Without it, the model that recruiters and parents have relied on collapses into something far less attractive: study, then leave. The degree remains, but the American work experience that gave it weight β and that often helped pay down the loans behind it β disappears. For students already enrolled, the uncertainty is its own burden, turning what should be a final year of study into a scramble for contingency plans. A degree that once opened a door now risks ending at the campus gate.
The H-1B Bridge, and the River Beneath It
OPT was only ever the first plank of a longer bridge. The second was the H-1B, the skilled-worker visa that, for years, served as the route from temporary employment to permanent residency. The proposed law would sever that connection, leaving the H-1B as a job permit with no horizon beyond it.
For Kenyan engineers, developers and data scientists, that changes the calculation entirely. A visa that leads nowhere is a harder thing to build a marriage, a mortgage or a family around. The wage-based selection the bill proposes would compound the problem, tilting the limited number of visas toward senior, high-salary positions and away from the mid-level roles where recent graduates typically begin. The people most affected are not the executives the headlines imagine, but the twenty-somethings a year or two out of a master's program.
Long Odds, Real Anxiety
It is worth repeating that this is a proposal, not a law. Bills of this kind are introduced often and pass rarely; this one faces a crowded legislative calendar and uncertain support, and several immigration attorneys quoted in the US press have urged people not to make rash decisions based on a measure that may never reach a vote.
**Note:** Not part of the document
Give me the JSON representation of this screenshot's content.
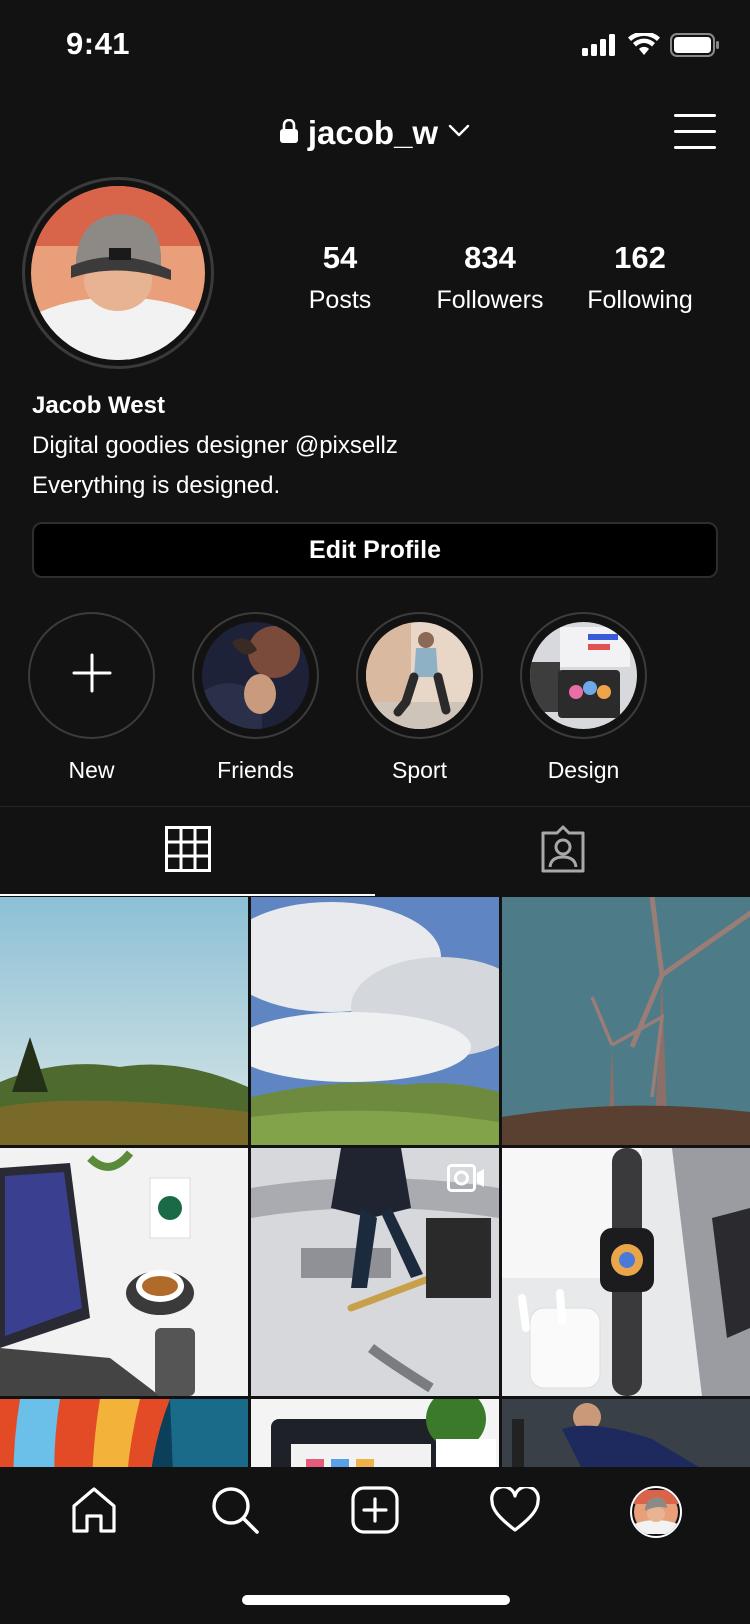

Yet anxiety does not wait for a bill to become law. Diaspora advocacy groups, among them the Kenya Diaspora Alliance, have spent recent weeks running webinars and information sessions as a string of US policy shifts β from changes in green-card processing to the planned consolidation of African visa centres into a smaller number of hubs β has accumulated into a broad sense that the door is narrowing. The white-collar bill is one more entry on that list, and for students in the middle of a degree it is among the most personal.
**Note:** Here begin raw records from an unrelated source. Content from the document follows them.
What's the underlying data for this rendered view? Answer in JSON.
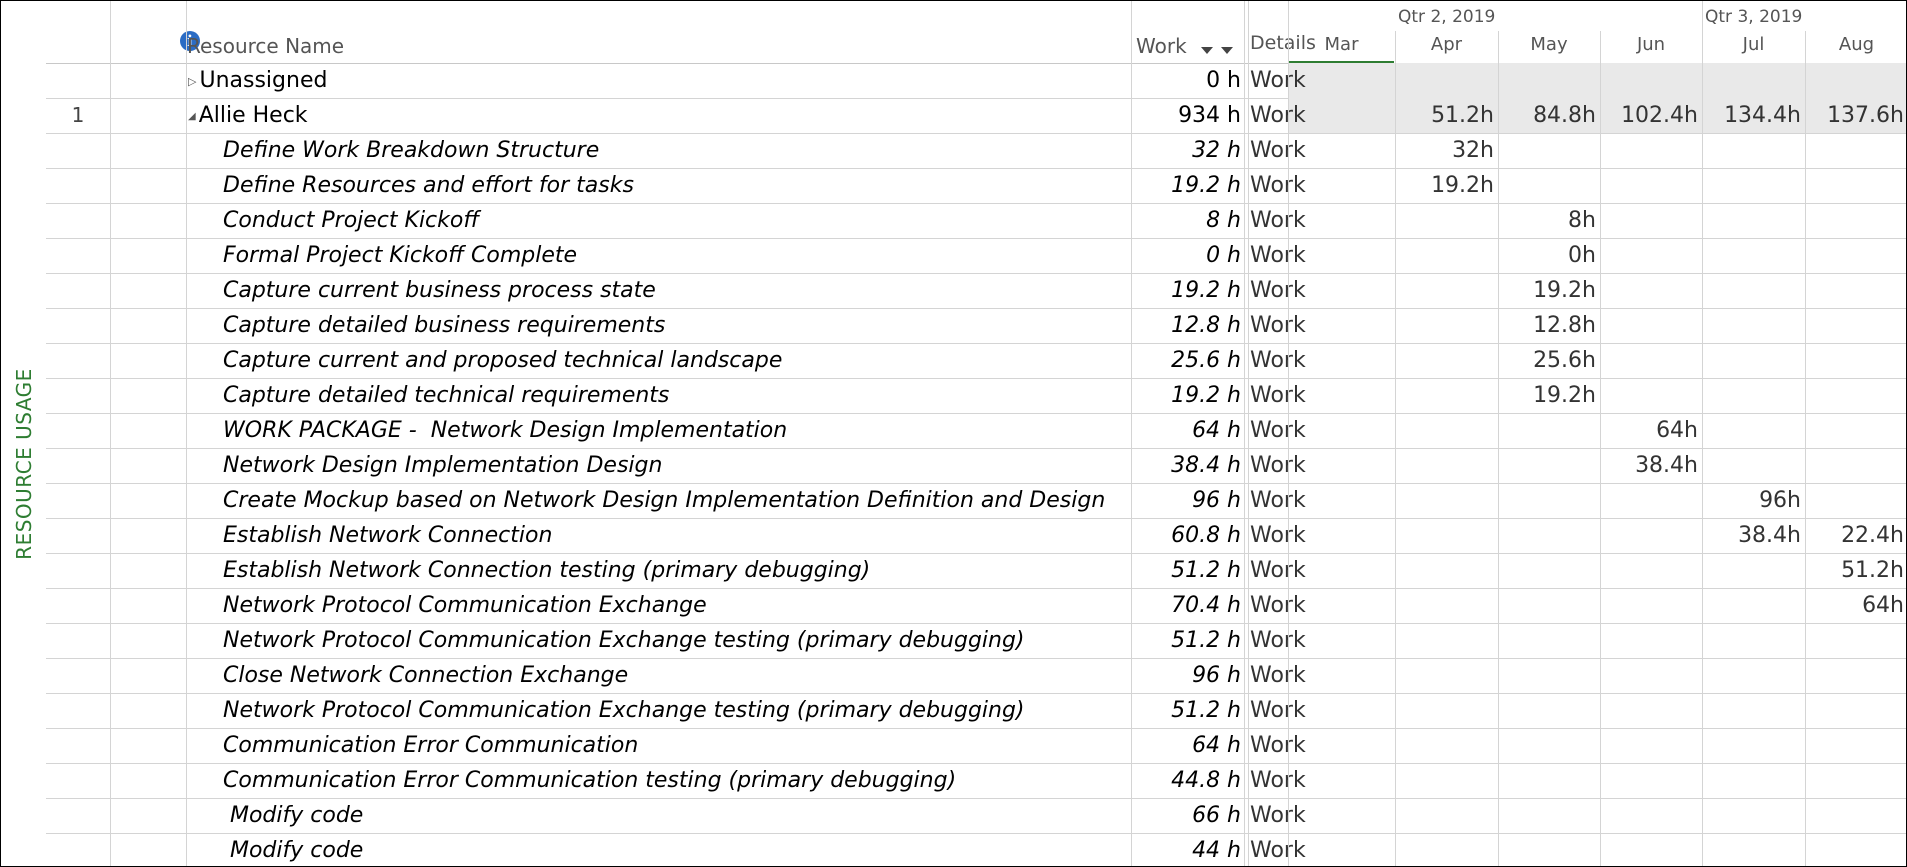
{
  "side_label": "RESOURCE USAGE",
  "columns": {
    "name": "Resource Name",
    "work": "Work",
    "details": "Details"
  },
  "timescale": {
    "quarters": [
      "Qtr 2, 2019",
      "Qtr 3, 2019"
    ],
    "months": [
      "Mar",
      "Apr",
      "May",
      "Jun",
      "Jul",
      "Aug"
    ]
  },
  "rows": [
    {
      "id": "",
      "name": "Unassigned",
      "work": "0 h",
      "detail": "Work",
      "kind": "group-collapsed",
      "tl": [
        "",
        "",
        "",
        "",
        "",
        ""
      ]
    },
    {
      "id": "1",
      "name": "Allie Heck",
      "work": "934 h",
      "detail": "Work",
      "kind": "group-open",
      "tl": [
        "",
        "51.2h",
        "84.8h",
        "102.4h",
        "134.4h",
        "137.6h"
      ]
    },
    {
      "id": "",
      "name": "Define Work Breakdown Structure",
      "work": "32 h",
      "detail": "Work",
      "kind": "task",
      "tl": [
        "",
        "32h",
        "",
        "",
        "",
        ""
      ]
    },
    {
      "id": "",
      "name": "Define Resources and effort for tasks",
      "work": "19.2 h",
      "detail": "Work",
      "kind": "task",
      "tl": [
        "",
        "19.2h",
        "",
        "",
        "",
        ""
      ]
    },
    {
      "id": "",
      "name": "Conduct Project Kickoff",
      "work": "8 h",
      "detail": "Work",
      "kind": "task",
      "tl": [
        "",
        "",
        "8h",
        "",
        "",
        ""
      ]
    },
    {
      "id": "",
      "name": "Formal Project Kickoff Complete",
      "work": "0 h",
      "detail": "Work",
      "kind": "task",
      "tl": [
        "",
        "",
        "0h",
        "",
        "",
        ""
      ]
    },
    {
      "id": "",
      "name": "Capture current business process state",
      "work": "19.2 h",
      "detail": "Work",
      "kind": "task",
      "tl": [
        "",
        "",
        "19.2h",
        "",
        "",
        ""
      ]
    },
    {
      "id": "",
      "name": "Capture detailed business requirements",
      "work": "12.8 h",
      "detail": "Work",
      "kind": "task",
      "tl": [
        "",
        "",
        "12.8h",
        "",
        "",
        ""
      ]
    },
    {
      "id": "",
      "name": "Capture current and proposed technical landscape",
      "work": "25.6 h",
      "detail": "Work",
      "kind": "task",
      "tl": [
        "",
        "",
        "25.6h",
        "",
        "",
        ""
      ]
    },
    {
      "id": "",
      "name": "Capture detailed technical requirements",
      "work": "19.2 h",
      "detail": "Work",
      "kind": "task",
      "tl": [
        "",
        "",
        "19.2h",
        "",
        "",
        ""
      ]
    },
    {
      "id": "",
      "name": "WORK PACKAGE -  Network Design Implementation",
      "work": "64 h",
      "detail": "Work",
      "kind": "task",
      "tl": [
        "",
        "",
        "",
        "64h",
        "",
        ""
      ]
    },
    {
      "id": "",
      "name": "Network Design Implementation Design",
      "work": "38.4 h",
      "detail": "Work",
      "kind": "task",
      "tl": [
        "",
        "",
        "",
        "38.4h",
        "",
        ""
      ]
    },
    {
      "id": "",
      "name": "Create Mockup based on Network Design Implementation Definition and Design",
      "work": "96 h",
      "detail": "Work",
      "kind": "task",
      "tl": [
        "",
        "",
        "",
        "",
        "96h",
        ""
      ]
    },
    {
      "id": "",
      "name": "Establish Network Connection",
      "work": "60.8 h",
      "detail": "Work",
      "kind": "task",
      "tl": [
        "",
        "",
        "",
        "",
        "38.4h",
        "22.4h"
      ]
    },
    {
      "id": "",
      "name": "Establish Network Connection testing (primary debugging)",
      "work": "51.2 h",
      "detail": "Work",
      "kind": "task",
      "tl": [
        "",
        "",
        "",
        "",
        "",
        "51.2h"
      ]
    },
    {
      "id": "",
      "name": "Network Protocol Communication Exchange",
      "work": "70.4 h",
      "detail": "Work",
      "kind": "task",
      "tl": [
        "",
        "",
        "",
        "",
        "",
        "64h"
      ]
    },
    {
      "id": "",
      "name": "Network Protocol Communication Exchange testing (primary debugging)",
      "work": "51.2 h",
      "detail": "Work",
      "kind": "task",
      "tl": [
        "",
        "",
        "",
        "",
        "",
        ""
      ]
    },
    {
      "id": "",
      "name": "Close Network Connection Exchange",
      "work": "96 h",
      "detail": "Work",
      "kind": "task",
      "tl": [
        "",
        "",
        "",
        "",
        "",
        ""
      ]
    },
    {
      "id": "",
      "name": "Network Protocol Communication Exchange testing (primary debugging)",
      "work": "51.2 h",
      "detail": "Work",
      "kind": "task",
      "tl": [
        "",
        "",
        "",
        "",
        "",
        ""
      ]
    },
    {
      "id": "",
      "name": "Communication Error Communication",
      "work": "64 h",
      "detail": "Work",
      "kind": "task",
      "tl": [
        "",
        "",
        "",
        "",
        "",
        ""
      ]
    },
    {
      "id": "",
      "name": "Communication Error Communication testing (primary debugging)",
      "work": "44.8 h",
      "detail": "Work",
      "kind": "task",
      "tl": [
        "",
        "",
        "",
        "",
        "",
        ""
      ]
    },
    {
      "id": "",
      "name": " Modify code",
      "work": "66 h",
      "detail": "Work",
      "kind": "task",
      "tl": [
        "",
        "",
        "",
        "",
        "",
        ""
      ]
    },
    {
      "id": "",
      "name": " Modify code",
      "work": "44 h",
      "detail": "Work",
      "kind": "task",
      "tl": [
        "",
        "",
        "",
        "",
        "",
        ""
      ]
    }
  ]
}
Where the Talent Looks Next
If there is a pattern in how young professionals respond to closing doors, it is that they start looking for open ones. Reporting on the bill notes a familiar redirection already under way: toward Canada's Express Entry system, the United Kingdom's skilled-worker route, and European programs that still pair study with a clear path to work. Each offers what the proposed American rules would remove β a runway after graduation, and a reason to stay long enough to use a degree.
There is a quieter possibility too. Kenya's own technology sector, built in part by people who once trained abroad and came home, stands to gain from a generation that decides the trip is no longer worth the cost. Whether that becomes a genuine brain gain for Nairobi or simply a loss of opportunity for individuals will depend on choices made far from Washington β by employers, by universities, and by the graduates themselves.
For now, the Kenyan student on the American stage faces the same decision every June brings: stay or go. What has changed is that someone in Congress has proposed to make the choice for them, and the diaspora is watching to see whether the rest of Washington agrees.